POJ 2195 Going Home 最小費用最大流

第二道費用流的題目，這道題目的建圖還是很簡單的啊，抽象出來一個超級源點，一個超級匯點。然後從每個人到房子的距離為花費，然後容量為1，建圖。一開始在建圖的問題上沒太想明白、、、感覺就得這麼建圖，好像也是蒙對了啊。後來LYN給我點播了一下。一開始我是考慮到一個房子會有對應多個人的情況，然後想不明白怎麼處理這些會有衝突的情況。後來想到了，spfa的時候就會把最優的一種情況先選出來。然後就是次優的情況了啊、所以不會再出現我擔心的那種重複了啊。而且會更新流量，相當於標記過了做過的路徑。所以就可以了啊。就是典型的最小費用最大流問題。

原來這道題目也可以用二分圖的最大權匹配來做，下面是，從寶哥那裡搞來的模版，寫的啊。

Description

On a grid map there are n little men and n houses. In each unit time, every little man can move one unit step, either horizontally, or vertically, to an adjacent point. For each little man, you need to pay a $1 travel fee for every step he moves, until he enters a house. The task is complicated with the restriction that each house can accommodate only one little man. 
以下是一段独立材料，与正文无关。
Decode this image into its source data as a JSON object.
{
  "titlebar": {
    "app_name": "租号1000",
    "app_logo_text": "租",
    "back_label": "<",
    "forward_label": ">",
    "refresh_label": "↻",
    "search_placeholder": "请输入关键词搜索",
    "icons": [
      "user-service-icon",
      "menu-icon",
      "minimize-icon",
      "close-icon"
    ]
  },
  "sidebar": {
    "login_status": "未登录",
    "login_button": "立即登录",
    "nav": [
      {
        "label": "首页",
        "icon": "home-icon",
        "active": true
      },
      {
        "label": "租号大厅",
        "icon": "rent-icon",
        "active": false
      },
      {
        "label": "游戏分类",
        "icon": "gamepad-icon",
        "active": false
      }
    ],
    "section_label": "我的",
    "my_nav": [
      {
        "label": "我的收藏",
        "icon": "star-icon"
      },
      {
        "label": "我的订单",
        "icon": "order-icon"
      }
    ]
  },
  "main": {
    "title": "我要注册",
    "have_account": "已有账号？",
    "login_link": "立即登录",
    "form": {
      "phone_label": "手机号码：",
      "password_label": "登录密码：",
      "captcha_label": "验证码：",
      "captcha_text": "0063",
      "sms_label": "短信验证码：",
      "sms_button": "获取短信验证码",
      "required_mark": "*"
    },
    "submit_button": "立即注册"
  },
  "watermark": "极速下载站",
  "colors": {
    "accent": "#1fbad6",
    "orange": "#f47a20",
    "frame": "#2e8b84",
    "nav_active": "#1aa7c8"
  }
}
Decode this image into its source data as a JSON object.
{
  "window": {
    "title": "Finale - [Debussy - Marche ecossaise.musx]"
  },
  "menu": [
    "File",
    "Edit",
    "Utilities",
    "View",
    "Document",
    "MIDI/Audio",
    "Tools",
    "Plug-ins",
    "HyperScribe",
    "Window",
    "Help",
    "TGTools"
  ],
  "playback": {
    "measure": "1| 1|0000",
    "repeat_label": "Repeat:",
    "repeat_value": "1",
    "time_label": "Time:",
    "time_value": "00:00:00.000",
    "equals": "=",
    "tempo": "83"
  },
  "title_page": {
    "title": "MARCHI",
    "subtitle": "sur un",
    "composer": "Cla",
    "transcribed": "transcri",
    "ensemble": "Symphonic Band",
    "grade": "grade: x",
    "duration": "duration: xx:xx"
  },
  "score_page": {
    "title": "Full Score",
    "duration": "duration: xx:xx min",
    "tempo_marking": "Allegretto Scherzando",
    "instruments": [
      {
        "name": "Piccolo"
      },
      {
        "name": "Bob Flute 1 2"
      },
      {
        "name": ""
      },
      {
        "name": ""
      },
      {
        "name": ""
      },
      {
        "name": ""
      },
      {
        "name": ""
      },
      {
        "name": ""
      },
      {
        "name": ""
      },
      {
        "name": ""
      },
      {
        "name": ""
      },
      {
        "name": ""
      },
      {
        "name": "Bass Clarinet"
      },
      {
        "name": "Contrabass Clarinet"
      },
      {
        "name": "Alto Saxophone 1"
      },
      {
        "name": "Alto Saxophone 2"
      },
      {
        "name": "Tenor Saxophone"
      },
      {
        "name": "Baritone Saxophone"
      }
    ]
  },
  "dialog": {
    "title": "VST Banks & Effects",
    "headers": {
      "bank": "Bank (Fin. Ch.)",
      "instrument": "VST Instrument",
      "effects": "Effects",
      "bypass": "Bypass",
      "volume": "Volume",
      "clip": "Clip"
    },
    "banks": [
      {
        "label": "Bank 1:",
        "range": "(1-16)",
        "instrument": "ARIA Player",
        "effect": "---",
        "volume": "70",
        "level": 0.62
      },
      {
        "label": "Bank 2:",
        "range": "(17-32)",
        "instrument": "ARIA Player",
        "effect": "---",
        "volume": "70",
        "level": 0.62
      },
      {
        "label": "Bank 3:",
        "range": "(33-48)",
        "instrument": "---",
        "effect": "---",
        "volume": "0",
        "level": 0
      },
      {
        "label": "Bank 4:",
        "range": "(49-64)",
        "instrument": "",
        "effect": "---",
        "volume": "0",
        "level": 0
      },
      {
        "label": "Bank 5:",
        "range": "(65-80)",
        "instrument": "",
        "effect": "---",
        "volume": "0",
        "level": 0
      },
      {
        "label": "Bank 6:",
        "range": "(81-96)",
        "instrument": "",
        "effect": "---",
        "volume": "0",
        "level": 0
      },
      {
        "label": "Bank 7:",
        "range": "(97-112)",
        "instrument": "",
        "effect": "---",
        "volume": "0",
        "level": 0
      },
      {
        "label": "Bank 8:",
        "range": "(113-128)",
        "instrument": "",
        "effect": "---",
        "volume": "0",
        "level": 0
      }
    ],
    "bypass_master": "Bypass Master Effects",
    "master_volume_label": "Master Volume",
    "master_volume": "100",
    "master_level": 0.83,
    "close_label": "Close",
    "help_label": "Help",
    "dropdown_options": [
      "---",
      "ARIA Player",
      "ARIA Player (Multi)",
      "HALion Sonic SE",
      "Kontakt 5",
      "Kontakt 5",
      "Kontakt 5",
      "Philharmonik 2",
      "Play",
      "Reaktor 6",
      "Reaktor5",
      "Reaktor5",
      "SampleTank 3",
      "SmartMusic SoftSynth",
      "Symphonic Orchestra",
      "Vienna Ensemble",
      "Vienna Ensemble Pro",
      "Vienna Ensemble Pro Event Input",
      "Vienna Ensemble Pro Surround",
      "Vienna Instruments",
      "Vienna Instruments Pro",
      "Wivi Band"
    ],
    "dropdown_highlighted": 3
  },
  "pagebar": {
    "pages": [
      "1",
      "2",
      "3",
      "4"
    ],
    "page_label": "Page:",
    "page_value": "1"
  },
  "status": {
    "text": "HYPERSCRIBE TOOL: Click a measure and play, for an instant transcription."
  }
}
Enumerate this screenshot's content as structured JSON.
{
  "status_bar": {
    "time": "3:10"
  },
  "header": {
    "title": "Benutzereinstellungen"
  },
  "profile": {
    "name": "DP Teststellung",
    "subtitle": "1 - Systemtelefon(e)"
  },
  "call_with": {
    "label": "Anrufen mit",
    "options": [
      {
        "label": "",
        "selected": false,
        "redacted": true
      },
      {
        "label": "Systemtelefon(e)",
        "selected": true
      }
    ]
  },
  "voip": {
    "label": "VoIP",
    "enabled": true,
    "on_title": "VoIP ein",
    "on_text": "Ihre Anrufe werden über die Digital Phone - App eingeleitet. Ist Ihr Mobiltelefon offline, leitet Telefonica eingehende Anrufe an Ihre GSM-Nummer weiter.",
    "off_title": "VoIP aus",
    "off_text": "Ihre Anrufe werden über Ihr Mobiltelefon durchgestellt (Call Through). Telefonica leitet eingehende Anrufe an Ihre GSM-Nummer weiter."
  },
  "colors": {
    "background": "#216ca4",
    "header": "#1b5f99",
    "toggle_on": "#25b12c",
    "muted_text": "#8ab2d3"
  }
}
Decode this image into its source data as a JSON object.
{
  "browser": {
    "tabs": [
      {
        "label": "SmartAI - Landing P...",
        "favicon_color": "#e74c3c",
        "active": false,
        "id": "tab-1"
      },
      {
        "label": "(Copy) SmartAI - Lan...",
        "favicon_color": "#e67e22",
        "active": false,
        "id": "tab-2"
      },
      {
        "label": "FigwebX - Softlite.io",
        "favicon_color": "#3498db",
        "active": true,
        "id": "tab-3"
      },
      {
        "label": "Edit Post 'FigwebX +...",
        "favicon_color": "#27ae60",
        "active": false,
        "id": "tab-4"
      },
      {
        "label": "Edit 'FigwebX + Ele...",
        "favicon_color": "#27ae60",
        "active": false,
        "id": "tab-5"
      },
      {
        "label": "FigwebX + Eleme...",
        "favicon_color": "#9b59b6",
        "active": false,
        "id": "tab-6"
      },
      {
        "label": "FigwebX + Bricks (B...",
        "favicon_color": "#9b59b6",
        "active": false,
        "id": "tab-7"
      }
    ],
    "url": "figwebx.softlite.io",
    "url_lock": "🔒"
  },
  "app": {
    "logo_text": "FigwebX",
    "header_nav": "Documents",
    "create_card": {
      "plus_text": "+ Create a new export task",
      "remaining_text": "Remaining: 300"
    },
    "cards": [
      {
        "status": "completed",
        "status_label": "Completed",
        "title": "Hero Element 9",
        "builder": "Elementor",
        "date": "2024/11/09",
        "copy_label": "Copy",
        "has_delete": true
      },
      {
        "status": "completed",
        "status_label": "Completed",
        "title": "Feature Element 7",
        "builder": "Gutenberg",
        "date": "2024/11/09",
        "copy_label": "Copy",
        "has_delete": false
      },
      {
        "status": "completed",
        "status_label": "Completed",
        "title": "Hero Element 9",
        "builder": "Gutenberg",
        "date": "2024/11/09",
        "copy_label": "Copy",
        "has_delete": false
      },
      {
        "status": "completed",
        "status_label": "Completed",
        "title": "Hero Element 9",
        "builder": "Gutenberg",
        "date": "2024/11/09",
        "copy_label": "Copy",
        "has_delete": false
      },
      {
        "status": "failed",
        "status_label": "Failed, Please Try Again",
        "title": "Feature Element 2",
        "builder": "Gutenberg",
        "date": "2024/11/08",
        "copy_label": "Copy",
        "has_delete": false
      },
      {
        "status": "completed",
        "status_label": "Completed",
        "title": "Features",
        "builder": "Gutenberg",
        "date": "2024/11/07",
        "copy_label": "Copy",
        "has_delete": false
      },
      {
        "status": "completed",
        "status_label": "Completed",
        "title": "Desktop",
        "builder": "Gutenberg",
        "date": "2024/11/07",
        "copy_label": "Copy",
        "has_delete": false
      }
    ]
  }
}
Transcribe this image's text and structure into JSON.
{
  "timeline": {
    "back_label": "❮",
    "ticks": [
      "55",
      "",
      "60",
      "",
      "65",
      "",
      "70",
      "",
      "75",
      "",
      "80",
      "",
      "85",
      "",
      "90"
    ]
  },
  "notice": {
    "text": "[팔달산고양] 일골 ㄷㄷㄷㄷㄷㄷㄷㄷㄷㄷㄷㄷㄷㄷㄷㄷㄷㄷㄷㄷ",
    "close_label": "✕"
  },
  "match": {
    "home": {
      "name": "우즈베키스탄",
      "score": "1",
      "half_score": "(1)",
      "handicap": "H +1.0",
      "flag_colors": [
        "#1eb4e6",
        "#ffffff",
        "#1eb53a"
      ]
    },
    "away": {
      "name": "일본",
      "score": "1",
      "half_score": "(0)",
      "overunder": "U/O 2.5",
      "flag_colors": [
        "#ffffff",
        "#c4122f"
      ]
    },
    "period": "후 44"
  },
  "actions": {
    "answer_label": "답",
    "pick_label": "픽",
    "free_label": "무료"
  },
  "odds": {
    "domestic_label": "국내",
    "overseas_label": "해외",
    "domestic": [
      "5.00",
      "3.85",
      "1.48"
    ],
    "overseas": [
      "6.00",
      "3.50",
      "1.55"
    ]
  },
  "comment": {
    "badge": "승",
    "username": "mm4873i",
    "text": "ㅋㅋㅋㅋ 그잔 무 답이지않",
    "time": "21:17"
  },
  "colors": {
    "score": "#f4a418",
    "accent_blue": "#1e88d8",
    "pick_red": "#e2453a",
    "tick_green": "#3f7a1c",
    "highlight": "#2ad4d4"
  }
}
Your task is to compute the minimum amount of money you need to pay in order to send these n little men into those n different houses. The input is a map of the scenario, a '.' means an empty space, an 'H' represents a house on that point, and am 'm' indicates there is a little man on that point. 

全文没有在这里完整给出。